SV immigrant population disagrees with Trump’s policies

The growth of teenage immigrant populations within the United States, Nevada and Clark County has brought new faces and new challenges. In 2016, 22 percent of the total immigrant population were under the age of 18 and from that, eight percent were high school students. These students immerse themselves into an environment that is different from that in which they came from. They find themselves in a society that they are not familiar with, learning and utilizing what they observe from their surroundings.

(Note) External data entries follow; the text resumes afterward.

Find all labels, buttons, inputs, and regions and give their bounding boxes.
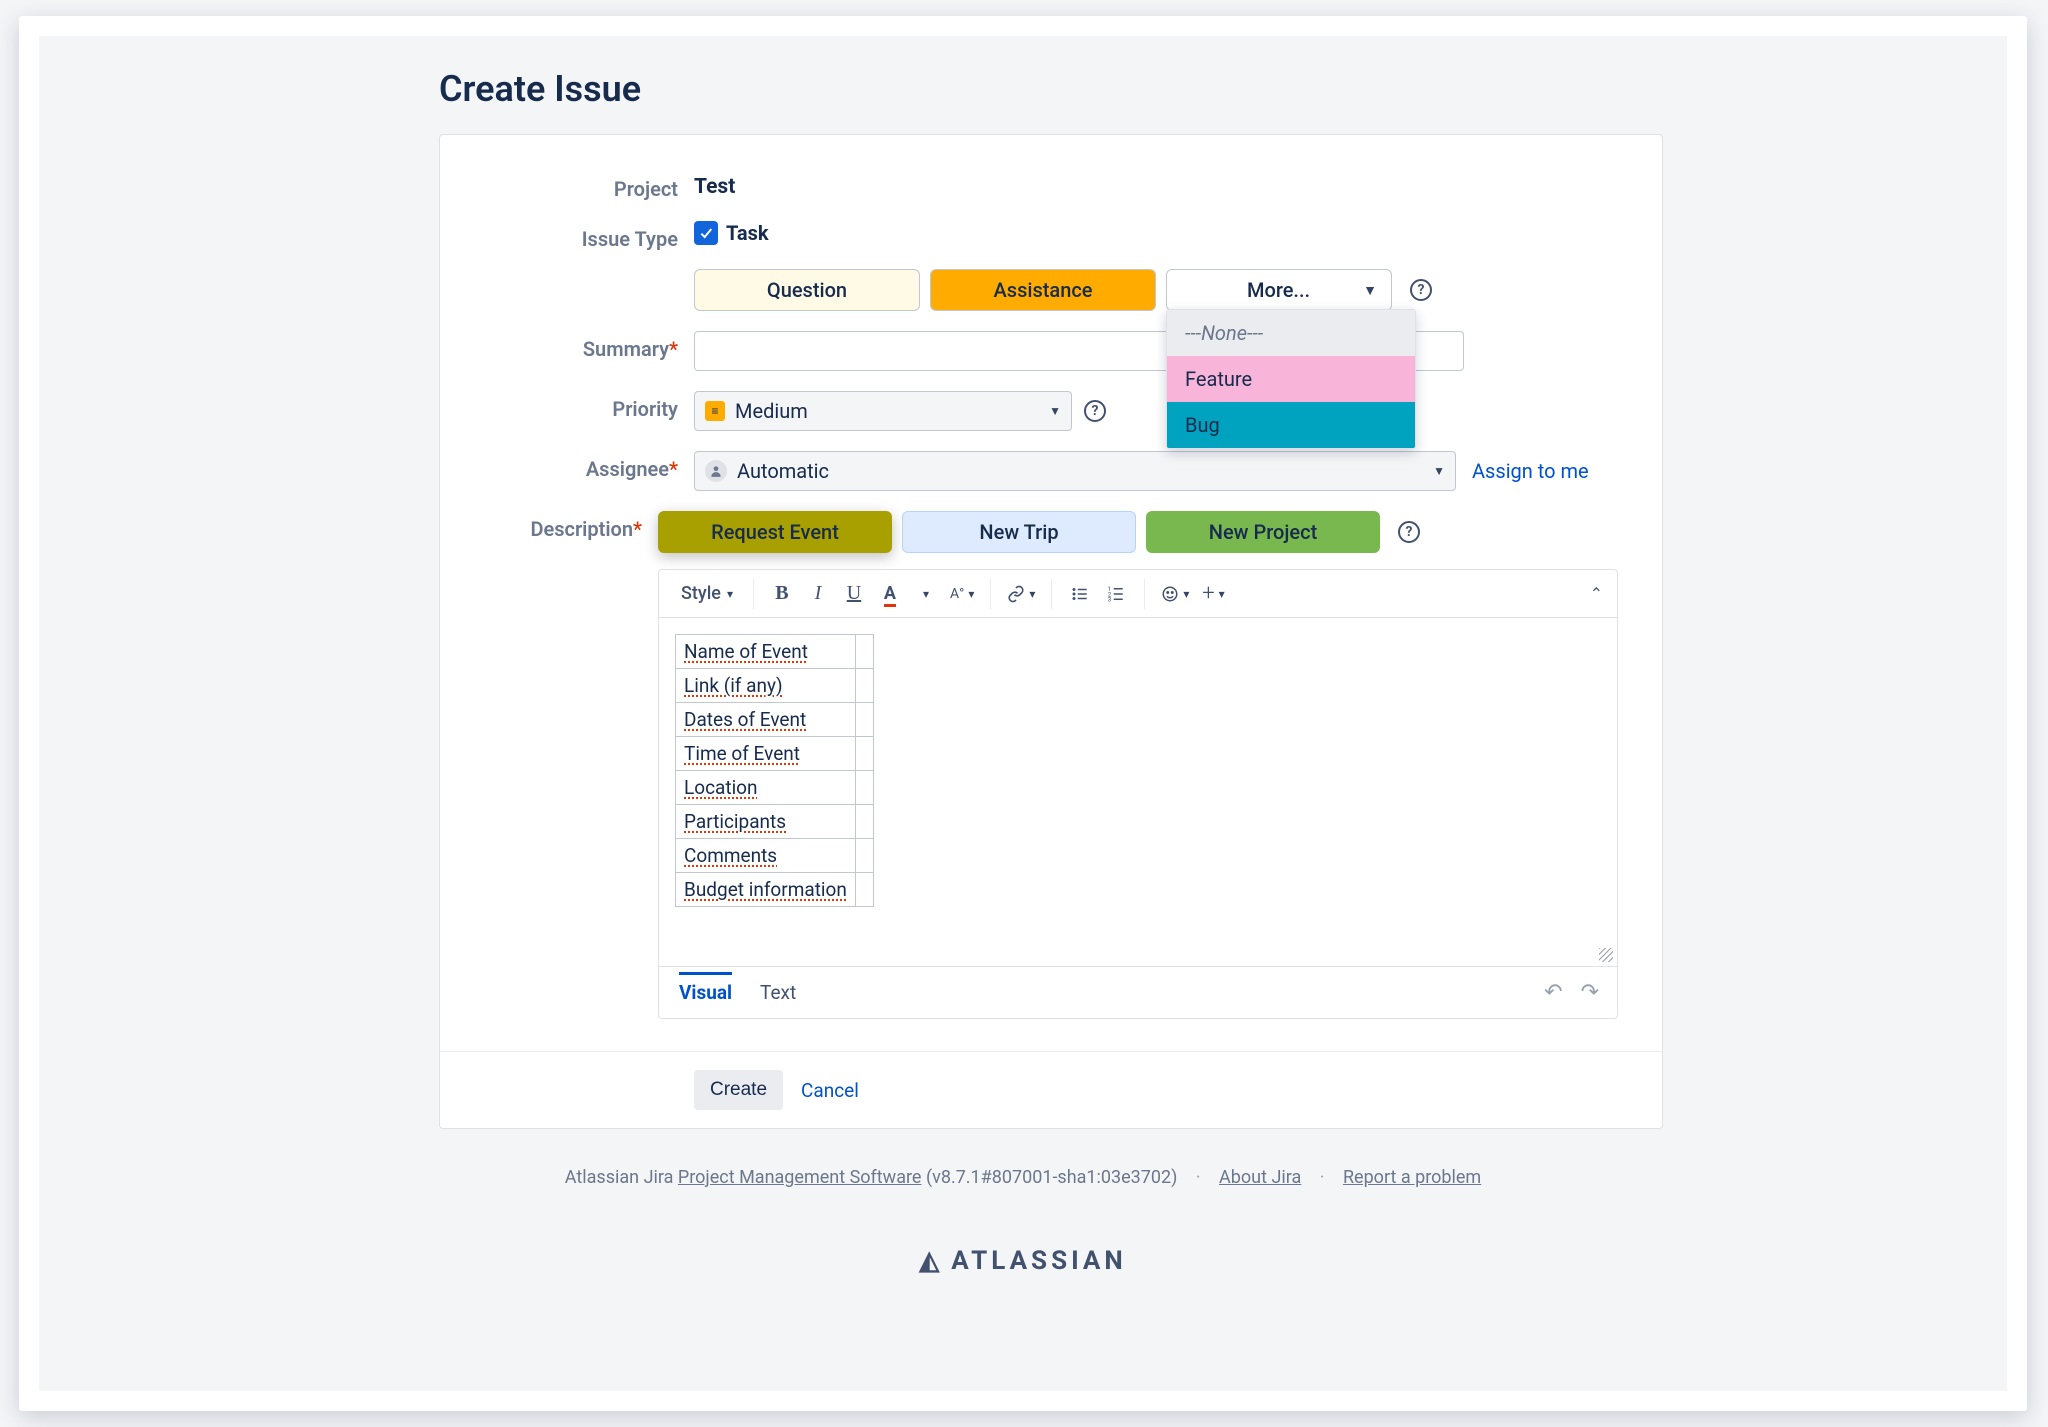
label-description: Description* — [484, 511, 658, 541]
insert-more-button[interactable]: +▾ — [1197, 578, 1229, 610]
assign-to-me-link[interactable]: Assign to me — [1472, 459, 1589, 483]
style-dropdown[interactable]: Style▾ — [673, 578, 741, 610]
task-type-icon — [694, 221, 718, 245]
table-cell[interactable]: Budget information — [684, 878, 847, 901]
create-issue-form: Project Test Issue Type Task Questi — [439, 134, 1663, 1129]
pill-question[interactable]: Question — [694, 269, 920, 311]
cancel-link[interactable]: Cancel — [801, 1079, 859, 1102]
emoji-button[interactable]: ▾ — [1157, 578, 1193, 610]
table-cell[interactable]: Comments — [684, 844, 777, 867]
pill-new-project[interactable]: New Project — [1146, 511, 1380, 553]
footer-pm-link[interactable]: Project Management Software — [678, 1167, 922, 1188]
bold-button[interactable]: B — [766, 578, 798, 610]
label-priority: Priority — [484, 391, 694, 421]
pill-new-trip[interactable]: New Trip — [902, 511, 1136, 553]
redo-icon[interactable]: ↷ — [1581, 980, 1599, 1005]
link-button[interactable]: ▾ — [1003, 578, 1039, 610]
priority-select[interactable]: ≡ Medium ▼ — [694, 391, 1072, 431]
chevron-down-icon: ▼ — [1363, 282, 1377, 299]
table-cell[interactable]: Location — [684, 776, 758, 799]
more-formatting-button[interactable]: A°▾ — [946, 578, 978, 610]
page-title: Create Issue — [439, 68, 2007, 110]
project-value: Test — [694, 171, 1618, 199]
label-issue-type: Issue Type — [484, 221, 694, 251]
footer-report-link[interactable]: Report a problem — [1343, 1167, 1481, 1188]
issue-type-value: Task — [726, 221, 769, 245]
assignee-select[interactable]: Automatic ▼ — [694, 451, 1456, 491]
editor-body[interactable]: Name of Event Link (if any) Dates of Eve… — [659, 618, 1617, 966]
assignee-value: Automatic — [737, 459, 829, 483]
footer-version: (v8.7.1#807001-sha1:03e3702) — [921, 1167, 1177, 1188]
pill-assistance[interactable]: Assistance — [930, 269, 1156, 311]
create-button[interactable]: Create — [694, 1070, 783, 1110]
priority-value: Medium — [735, 399, 808, 423]
text-color-button[interactable]: A — [874, 578, 906, 610]
pill-more-label: More... — [1247, 278, 1310, 302]
text-color-chevron[interactable]: ▾ — [910, 578, 942, 610]
undo-icon[interactable]: ↶ — [1544, 980, 1562, 1005]
help-icon[interactable]: ? — [1410, 279, 1432, 301]
label-summary: Summary* — [484, 331, 694, 361]
svg-text:3: 3 — [1108, 596, 1111, 603]
more-option-bug[interactable]: Bug — [1167, 402, 1415, 448]
more-dropdown-menu: ---None--- Feature Bug — [1166, 309, 1416, 449]
underline-button[interactable]: U — [838, 578, 870, 610]
resize-handle-icon[interactable] — [1599, 948, 1613, 962]
tab-text[interactable]: Text — [760, 975, 796, 1010]
table-cell[interactable]: Dates of Event — [684, 708, 806, 731]
user-avatar-icon — [705, 460, 727, 482]
editor-toolbar: Style▾ B I U A ▾ A°▾ ▾ — [659, 570, 1617, 618]
label-project: Project — [484, 171, 694, 201]
more-option-none[interactable]: ---None--- — [1167, 310, 1415, 356]
pill-more-dropdown[interactable]: More... ▼ — [1166, 269, 1392, 311]
atlassian-logo-icon: ◭ — [919, 1246, 943, 1276]
priority-medium-icon: ≡ — [705, 401, 725, 421]
label-assignee: Assignee* — [484, 451, 694, 481]
table-cell[interactable]: Name of Event — [684, 640, 808, 663]
chevron-down-icon: ▼ — [1433, 464, 1445, 478]
description-table[interactable]: Name of Event Link (if any) Dates of Eve… — [675, 634, 874, 907]
tab-visual[interactable]: Visual — [679, 972, 732, 1010]
table-cell[interactable]: Time of Event — [684, 742, 800, 765]
footer-about-link[interactable]: About Jira — [1219, 1167, 1301, 1188]
help-icon[interactable]: ? — [1398, 521, 1420, 543]
footer-prefix: Atlassian Jira — [565, 1167, 678, 1188]
collapse-toolbar-icon[interactable]: ⌃ — [1590, 584, 1603, 603]
chevron-down-icon: ▾ — [727, 587, 733, 601]
chevron-down-icon: ▼ — [1049, 404, 1061, 418]
bullet-list-button[interactable] — [1064, 578, 1096, 610]
atlassian-brand: ◭ ATLASSIAN — [39, 1246, 2007, 1276]
help-icon[interactable]: ? — [1084, 400, 1106, 422]
italic-button[interactable]: I — [802, 578, 834, 610]
pill-request-event[interactable]: Request Event — [658, 511, 892, 553]
numbered-list-button[interactable]: 123 — [1100, 578, 1132, 610]
site-footer: Atlassian Jira Project Management Softwa… — [39, 1167, 2007, 1276]
more-option-feature[interactable]: Feature — [1167, 356, 1415, 402]
table-cell[interactable]: Participants — [684, 810, 786, 833]
table-cell[interactable]: Link (if any) — [684, 674, 783, 697]
rich-text-editor: Style▾ B I U A ▾ A°▾ ▾ — [658, 569, 1618, 1019]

Many immigrants came to the U.S. to start a new life, reunite with families, or escape from the hardships they struggled in their homeland. The U.S. started as a land of immigrants and to this day at least 500,000 immigrants are registered yearly by the Department of Homeland Security (DHS). There are people against the idea of immigration due to the lack of jobs from “overpopulation”. The support for President Donald Trump’s immigration restriction laws shows that immigration is feared to be a problem for the people already established in America.

When Senior Liviya Ye came from China with her family in 2004, she found that life in America wouldn’t be as easy as she thought it would be. In America, they faced challenges with language; in both finding a job and adapting to school.

“Right now it is getting better. My parents work in a casino and are speaking English more often. My parents and I are communicating more through daily life,” said Ye.

As people come into America in search of a better life to benefit themselves and their children, sacrifices both big and small are brought upon their family. This includes Junior Ivana Parong, who came to America with her sister to meet her father.

“My sister and I were the only ones who moved from the Philippines, so she had to give up her high school life which was pretty important and I didn’t have much to lose at that age, but the fact that I was going to be separated from my mom,” said Parong.

But Trump’s plans for restricting immigration by ending sanctuary cities, tripling the number of Immigration and Customs Enforcement (ICE) agents, and building a wall on the Mexican-U.S. border, depict an American future that is heading into a different direction.

The desires that Trump chose to implement onto America has split its people through more than just opinions and emotions but also race and religion. Subjects like the right religion, immigration, and what America is supposed to stand for comes up in daily life for high school students.

“When I first came here, I felt excluded because I didn’t see a variety of cultures. I think it’s [immigration] beneficial with more culture around here, people will fit in more and there’s more acceptance towards them,” said Junior Alexa Rojas.